Ein kurzer Vorfall beim Monaco Grand Prix 2026 hat für Aufsehen gesorgt, nachdem Kim Kardashian der Vorwurf gemacht wurde, sie habe sich dem Sky-Sport-Reporter Martin Brundle gegenüber unhöflich verhalten. Die 45-jährige Reality-TV-Prominente, die ihren Freund Lewis Hamilton unterstützen wollte, geriet zudem in die Kritik, weil ihr Sicherheitsteam die Moderatoren Holly Willoughby und Michael McIntyre in der Menschenmenge unsanft behandelt haben soll.

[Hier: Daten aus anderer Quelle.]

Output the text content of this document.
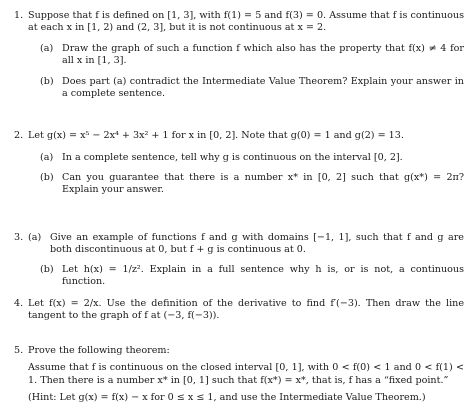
1. Suppose that f is defined on [1, 3], with f(1) = 5 and f(3) = 0. Assume that f is continuous at each x in [1, 2) and (2, 3], but it is not continuous at x = 2.
(a) Draw the graph of such a function f which also has the property that f(x) ≠ 4 for all x in [1, 3].
(b) Does part (a) contradict the Intermediate Value Theorem? Explain your answer in a complete sentence.
2. Let g(x) = x⁵ − 2x⁴ + 3x² + 1 for x in [0, 2]. Note that g(0) = 1 and g(2) = 13.
(a) In a complete sentence, tell why g is continuous on the interval [0, 2].
(b) Can you guarantee that there is a number x* in [0, 2] such that g(x*) = 2π? Explain your answer.
3. (a) Give an example of functions f and g with domains [−1, 1], such that f and g are both discontinuous at 0, but f + g is continuous at 0.
(b) Let h(x) = 1/z². Explain in a full sentence why h is, or is not, a continuous function.
4. Let f(x) = 2/x. Use the definition of the derivative to find f′(−3). Then draw the line tangent to the graph of f at (−3, f(−3)).
5. Prove the following theorem:
Assume that f is continuous on the closed interval [0, 1], with 0 < f(0) < 1 and 0 < f(1) < 1. Then there is a number x* in [0, 1] such that f(x*) = x*, that is, f has a “fixed point.”
(Hint: Let g(x) = f(x) − x for 0 ≤ x ≤ 1, and use the Intermediate Value Theorem.)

Kardashian traf mit ihrem Gefolge am Rennwochenende ein und bahnte sich durch die voll besetzten Ränge den Weg zu ihrem Platz. Dabei scherzte der 50-jährige Komiker Michael McIntyre später, er und Willoughby seien „von einer Welle getroffen“ worden, als Kardashians Leibwächter sie beiseite schoben. Auf Videoaufnahmen war zu sehen, wie McIntyre der Gruppe hinterherlief – die Szene wirkte jedoch eher locker und heiter.

Zuvor hatte Kardashian Martin Brundle ignoriert, als der Reporter sie während einer Live-Übertragung zu interviewen versuchte. Der kurze Moment verbreitete sich rasant in den sozialen Medien, wo viele Nutzer ihr Verhalten als „unhöflich“ und „klasselos“ brandmarkten. Trotz der Kritik blies ihr Hamilton nach dem Rennen, in dem er den zweiten Platz erreichte, später vom Podium aus einen Kuss zu.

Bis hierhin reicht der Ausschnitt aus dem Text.